Aside from the clash of personalities inevitably involved in a case of this sort, Professor Feild's concluding appointment is the result of a fundamental difference of opinion within the department. At present, overwhelming stress is laid on the historical and factual approach to the Fine Arts. Students are filled with names and dates, are taught to recognize famous pictures, to distinguish the works of one master from those of another. While there is a branch of the department devoted to design and actual drawing, it is isolated and disconnected from everything else, and no one seemingly knows why it exists or where it fits in with the rest.

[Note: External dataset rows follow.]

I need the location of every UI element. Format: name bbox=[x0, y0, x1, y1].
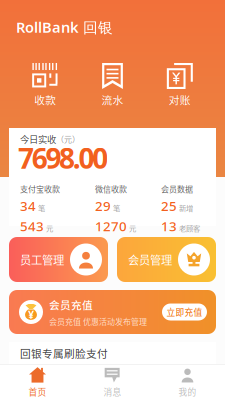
staticText: 我的 bbox=[178, 386, 196, 398]
button[interactable]: 收款 bbox=[12, 63, 79, 107]
button[interactable]: 我的 bbox=[150, 365, 225, 399]
button[interactable]: 员工管理 bbox=[9, 237, 108, 282]
staticText: 今日实收 bbox=[20, 132, 56, 146]
staticText: ¥ bbox=[28, 308, 34, 322]
button[interactable]: ¥ bbox=[9, 290, 216, 334]
staticText: 新增 bbox=[179, 203, 193, 213]
staticText: 13 bbox=[161, 217, 177, 235]
staticText: 25 bbox=[161, 197, 177, 215]
staticText: 会员充值 优惠活动发布管理 bbox=[49, 315, 147, 327]
button[interactable]: 首页 bbox=[0, 365, 75, 399]
staticText: 收款 bbox=[34, 92, 56, 107]
staticText: 34 bbox=[20, 197, 36, 215]
staticText: 消息 bbox=[104, 386, 122, 398]
staticText: 7698.00 bbox=[18, 139, 108, 177]
staticText: 微信收款 bbox=[95, 183, 127, 195]
staticText: 流水 bbox=[102, 92, 124, 107]
staticText: 会员管理 bbox=[128, 251, 172, 268]
staticText: 会员数据 bbox=[161, 183, 193, 195]
button[interactable]: 消息 bbox=[75, 365, 150, 399]
staticText: 笔 bbox=[113, 203, 120, 213]
staticText: 首页 bbox=[28, 386, 46, 398]
staticText: 29 bbox=[95, 197, 111, 215]
staticText: 元 bbox=[46, 223, 53, 233]
button[interactable]: 流水 bbox=[79, 63, 146, 107]
staticText: 会员充值 bbox=[49, 297, 93, 312]
staticText: 立即充值 bbox=[166, 306, 202, 318]
staticText: RollBank 回银 bbox=[16, 17, 113, 37]
staticText: 笔 bbox=[38, 203, 45, 213]
staticText: 1270 bbox=[95, 217, 127, 235]
staticText: 员工管理 bbox=[20, 251, 64, 268]
staticText: 对账 bbox=[169, 92, 191, 107]
staticText: （元） bbox=[56, 133, 80, 145]
staticText: 支付宝收款 bbox=[20, 183, 60, 195]
button[interactable]: 对账 bbox=[146, 63, 214, 107]
button[interactable]: 会员管理 bbox=[117, 237, 216, 282]
staticText: 老顾客 bbox=[179, 223, 200, 233]
staticText: 回银专属刷脸支付 bbox=[20, 345, 108, 361]
staticText: 543 bbox=[20, 217, 44, 235]
staticText: 元 bbox=[129, 223, 136, 233]
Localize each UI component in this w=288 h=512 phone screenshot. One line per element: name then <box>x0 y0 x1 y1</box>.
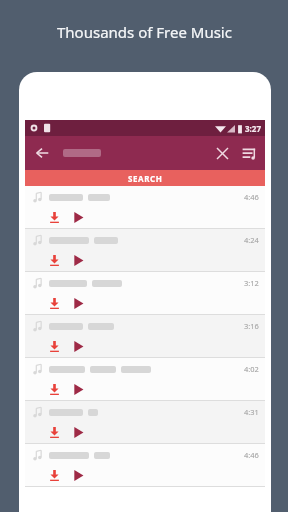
button[interactable]: Play <box>69 208 87 226</box>
staticText: 4:46 <box>244 192 259 202</box>
button[interactable]: Play <box>69 423 87 441</box>
staticText: 4:31 <box>244 407 259 417</box>
staticText: 3:27 <box>245 123 261 134</box>
button[interactable]: Download <box>45 251 63 269</box>
button[interactable]: Clear <box>209 140 235 166</box>
button[interactable]: Download <box>45 380 63 398</box>
button[interactable]: 4:02 <box>25 358 265 400</box>
button[interactable]: 4:31 <box>25 401 265 443</box>
button[interactable]: Download <box>45 423 63 441</box>
button[interactable] <box>63 149 101 157</box>
button[interactable]: 4:46 <box>25 444 265 486</box>
button[interactable]: Play <box>69 294 87 312</box>
button[interactable]: Download <box>45 294 63 312</box>
staticText: 3:12 <box>244 278 259 288</box>
staticText: 4:02 <box>244 364 259 374</box>
button[interactable]: SEARCH <box>25 170 265 186</box>
staticText: 3:16 <box>244 321 259 331</box>
button[interactable]: Play <box>69 251 87 269</box>
staticText: SEARCH <box>128 173 163 184</box>
button[interactable]: Download <box>45 208 63 226</box>
button[interactable]: Play <box>69 337 87 355</box>
button[interactable]: Back <box>28 139 56 167</box>
button[interactable]: Download <box>45 466 63 484</box>
button[interactable]: Download <box>45 337 63 355</box>
button[interactable]: Play <box>69 466 87 484</box>
button[interactable]: 3:12 <box>25 272 265 314</box>
button[interactable]: 4:24 <box>25 229 265 271</box>
staticText: 4:24 <box>244 235 259 245</box>
button[interactable]: Play <box>69 380 87 398</box>
staticText: Thousands of Free Music <box>57 22 232 42</box>
button[interactable]: 4:46 <box>25 186 265 228</box>
staticText: 4:46 <box>244 450 259 460</box>
button[interactable]: Playlist <box>235 139 263 167</box>
button[interactable]: 3:16 <box>25 315 265 357</box>
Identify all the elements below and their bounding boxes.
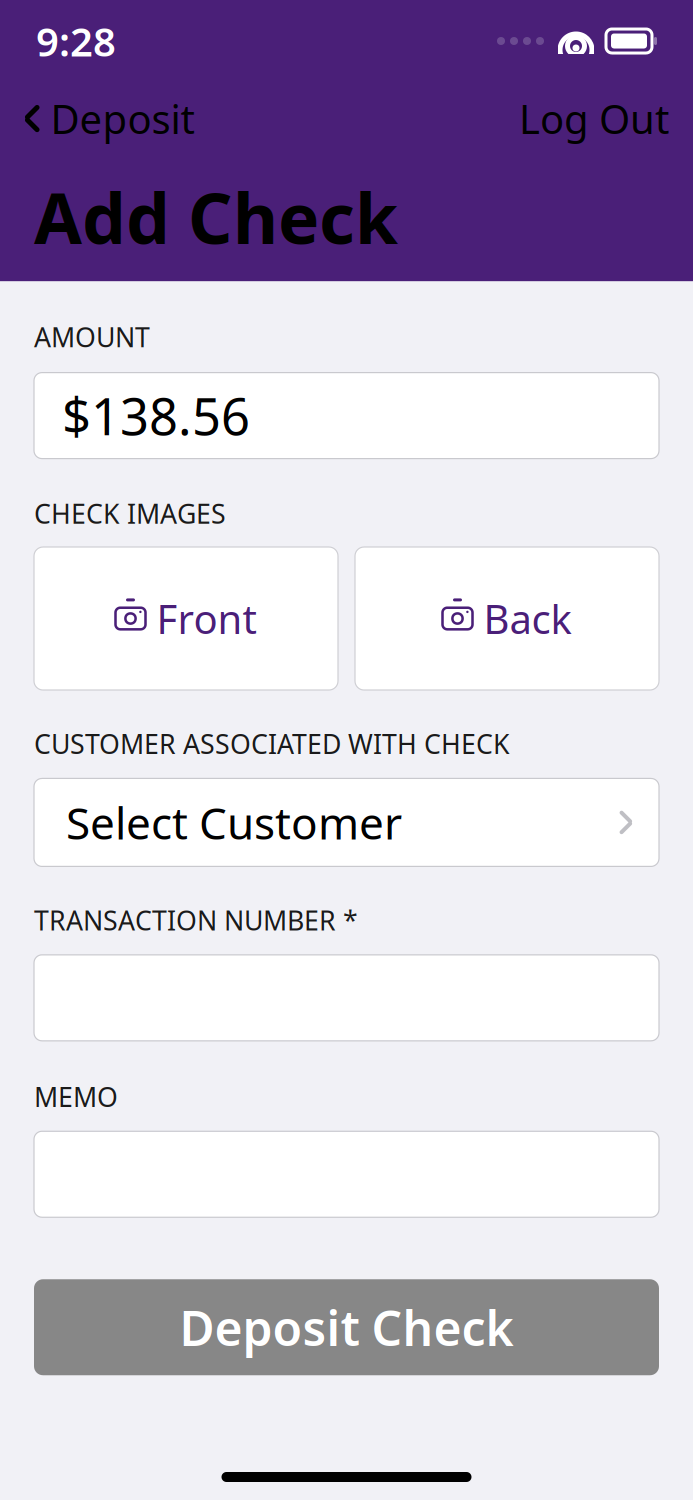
staticText: Deposit Check: [180, 1295, 514, 1359]
staticText: Select Customer: [66, 793, 402, 852]
staticText: Deposit: [50, 92, 194, 145]
staticText: AMOUNT: [34, 319, 150, 355]
button[interactable]: Front: [34, 547, 338, 690]
button[interactable]: Deposit Check: [34, 1279, 659, 1375]
staticText: Add Check: [34, 171, 398, 263]
staticText: Front: [156, 592, 256, 645]
button[interactable]: Deposit: [24, 86, 194, 151]
staticText: TRANSACTION NUMBER *: [34, 902, 358, 938]
staticText: Back: [484, 592, 572, 645]
staticText: CUSTOMER ASSOCIATED WITH CHECK: [34, 726, 510, 761]
staticText: 9:28: [36, 14, 116, 68]
button[interactable]: Back: [355, 547, 659, 690]
staticText: Log Out: [519, 92, 669, 145]
staticText: CHECK IMAGES: [34, 496, 226, 531]
button[interactable]: Select Customer: [34, 778, 659, 866]
staticText: MEMO: [34, 1079, 118, 1114]
button[interactable]: Log Out: [519, 86, 669, 151]
staticText: $138.56: [62, 382, 250, 449]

The Fine Arts department thus fails to accomplish what should be its highest goal to teach a student the method by which he can judge art for himself, to show him the universal essentials which lie behind all art. The attainment of such a goal entails far less emphasis on facts and chronology--these become a means to an end rather than an end in themselves. It means greater stress on practical art and design; and more than this, a close integration of practical work and history. It means the coordination of art with other branches of knowledge. It means finally the demonstration of the connection between the Fine Arts and the present-day world. The arts would consequently cease to be beautiful expressions from a past period of history, and would become something of living significance.
The introduction of such ideas would involve revolution in the Fine Arts department. It is this revolution of which Professor Feild is the tribune. But the revolution cannot come, and Feild must go because of Harvard's teacher-tenure and departmental-autonomy systems. By these, the committee of six permanent fine arts professors are entrusted with the final decision as to who shall teach under them. Thus they are able to choose their own successors, perpetuate their own ideas, prevent any change, and eliminate unwanted personalities. So long as they remain in control, the department will be static--as it was at its founding.
For the present, it is not necessary to revamp the whole system of appointments and tenure. It is only necessary for President Conant to act over the heads of the Fine Arts Six and reinstate Professor Feild. Although departmental autonomy may be desirable as a general rule, the president in exceptional circumstances is fully justified in exercising his prerogative of superior authority. Beyond this, it would be well for the Faculty Committee of Nine to undertake an investigation of the complete fine arts set-up, with a view toward evaluating the methods now used and those which might be introduced.
These steps: would prevent the commission of a grave injustice. They would forestall the loss of the most popular and successful teacher in Fine Arts. But beyond this, they would possibly lead to fundamental changes in the department which, in view of its unparalleled resources, would make Harvard one of the world's leading centers of art culture.